Jakarta,TAMBANG,-Mengawali tahun 2022, Pemerintah dalam hal ini Ditjen Minerba, Kementerian ESDM menggebrak Industri batu bara. Dalam beberapa Surat diantaranya bernomor B-161/MB-05/DJB.B/2021, Dirjen Minerba Ridwan Djamaluddin menetapkan untuk melarang ekspor watu bara.

Dalam surat yang dikeluarkan pada 31 Desember tersebut, Ridwan menyebutkan dua pertimbangan. Pertama; persediaan kerikil bara pada PLTU Group PLN dan Independen Power Producer (IPP) saat ini kritis dan sangat minim sehingga akan mengganggu operasional PLTU yang mempunyai pengaruh pada tata cara kelistrikan nasional. Kedua; Sesuai dengan ketentuan pasal 158 ayat (3) Peraturan Pemerintah No.96 Tahun 2021 dinyatakan bahwa Pemegang IUP atau IUPK tahap aktivitas operasi produksi dapat melaksanakan pemasaran ke luar negeri komoditas watu bara yang diproduksi setelah terpenuhinya kebutuhan kerikil bara dalam negeri.

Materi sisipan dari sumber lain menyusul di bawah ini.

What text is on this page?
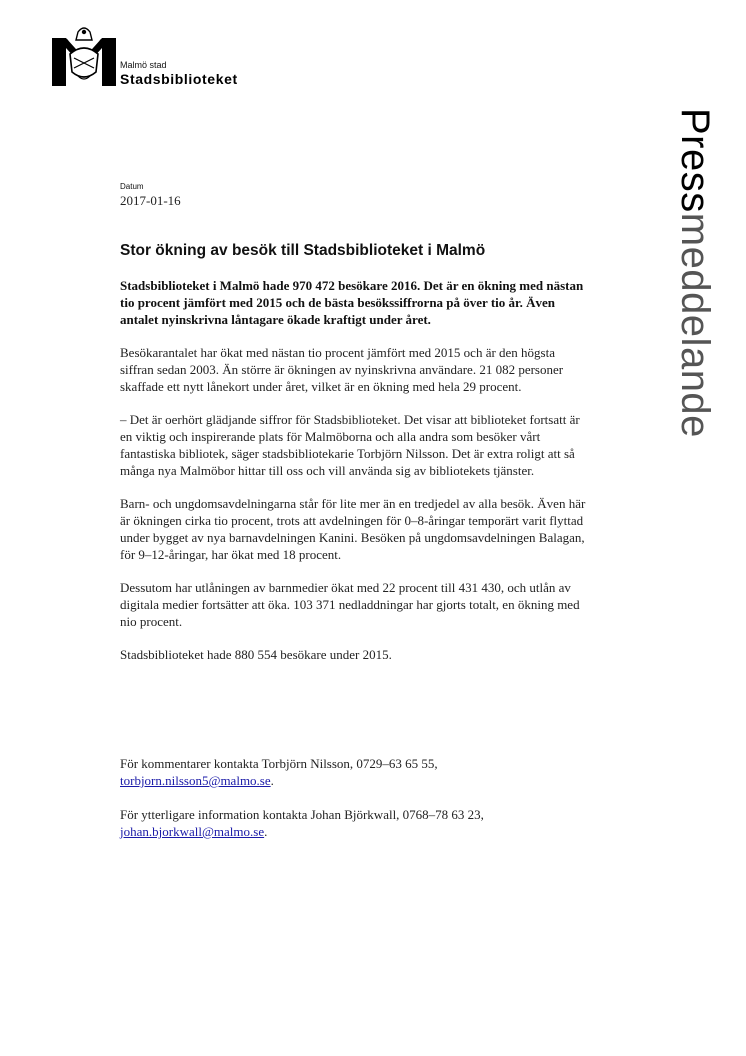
Malmö stad
Stadsbiblioteket
Pressmeddelande
Datum
2017-01-16
Stor ökning av besök till Stadsbiblioteket i Malmö

Stadsbiblioteket i Malmö hade 970 472 besökare 2016. Det är en ökning med nästan tio procent jämfört med 2015 och de bästa besökssiffrorna på över tio år. Även antalet nyinskrivna låntagare ökade kraftigt under året.

Besökarantalet har ökat med nästan tio procent jämfört med 2015 och är den högsta siffran sedan 2003. Än större är ökningen av nyinskrivna användare. 21 082 personer skaffade ett nytt lånekort under året, vilket är en ökning med hela 29 procent.

– Det är oerhört glädjande siffror för Stadsbiblioteket. Det visar att biblioteket fortsatt är en viktig och inspirerande plats för Malmöborna och alla andra som besöker vårt fantastiska bibliotek, säger stadsbibliotekarie Torbjörn Nilsson. Det är extra roligt att så många nya Malmöbor hittar till oss och vill använda sig av bibliotekets tjänster.

Barn- och ungdomsavdelningarna står för lite mer än en tredjedel av alla besök. Även här är ökningen cirka tio procent, trots att avdelningen för 0–8-åringar temporärt varit flyttad under bygget av nya barnavdelningen Kanini. Besöken på ungdomsavdelningen Balagan, för 9–12-åringar, har ökat med 18 procent.

Dessutom har utlåningen av barnmedier ökat med 22 procent till 431 430, och utlån av digitala medier fortsätter att öka. 103 371 nedladdningar har gjorts totalt, en ökning med nio procent.

Stadsbiblioteket hade 880 554 besökare under 2015.

För kommentarer kontakta Torbjörn Nilsson, 0729–63 65 55,
torbjorn.nilsson5@malmo.se.

För ytterligare information kontakta Johan Björkwall, 0768–78 63 23,
johan.bjorkwall@malmo.se.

Dengan pertimbangan kedua hal tersebut serta menimbang-nimbang keadaan cuaca ekstrim pada Januari dan Februari 2022, Pemerintah memutuskan untuk membekukan Eskportir Terdaftar (ET), menghentikan Pemberitahuan  Ekspor Barang (PEB), tidak mempublikasikan Surat Persetujuan Berlayar (SPB) untuk tujuan penjualan watu bara ke mancanegara selama kurun 1 sampai 31 Januari 2022.

Sementara dalam surat yang disampaikan ke para direksi perusahaan tambang ditambahkan kalau ada batu bara yang telah ada di pelabuhan muat dan atau yang sudah diangkut di kapal, akan secepatnya dikirim ke PLTU milik Group PLN dan IPP yang pelaksanaanya akan secepatnya dituntaskan dengan PLN (Persero).

Kebijakan larangan ekspor ini akan dievaluasi dan ditinjau kembali menurut realisasi pasokan watu bara ke pembangkit baik milik PLN Group maupun IPP.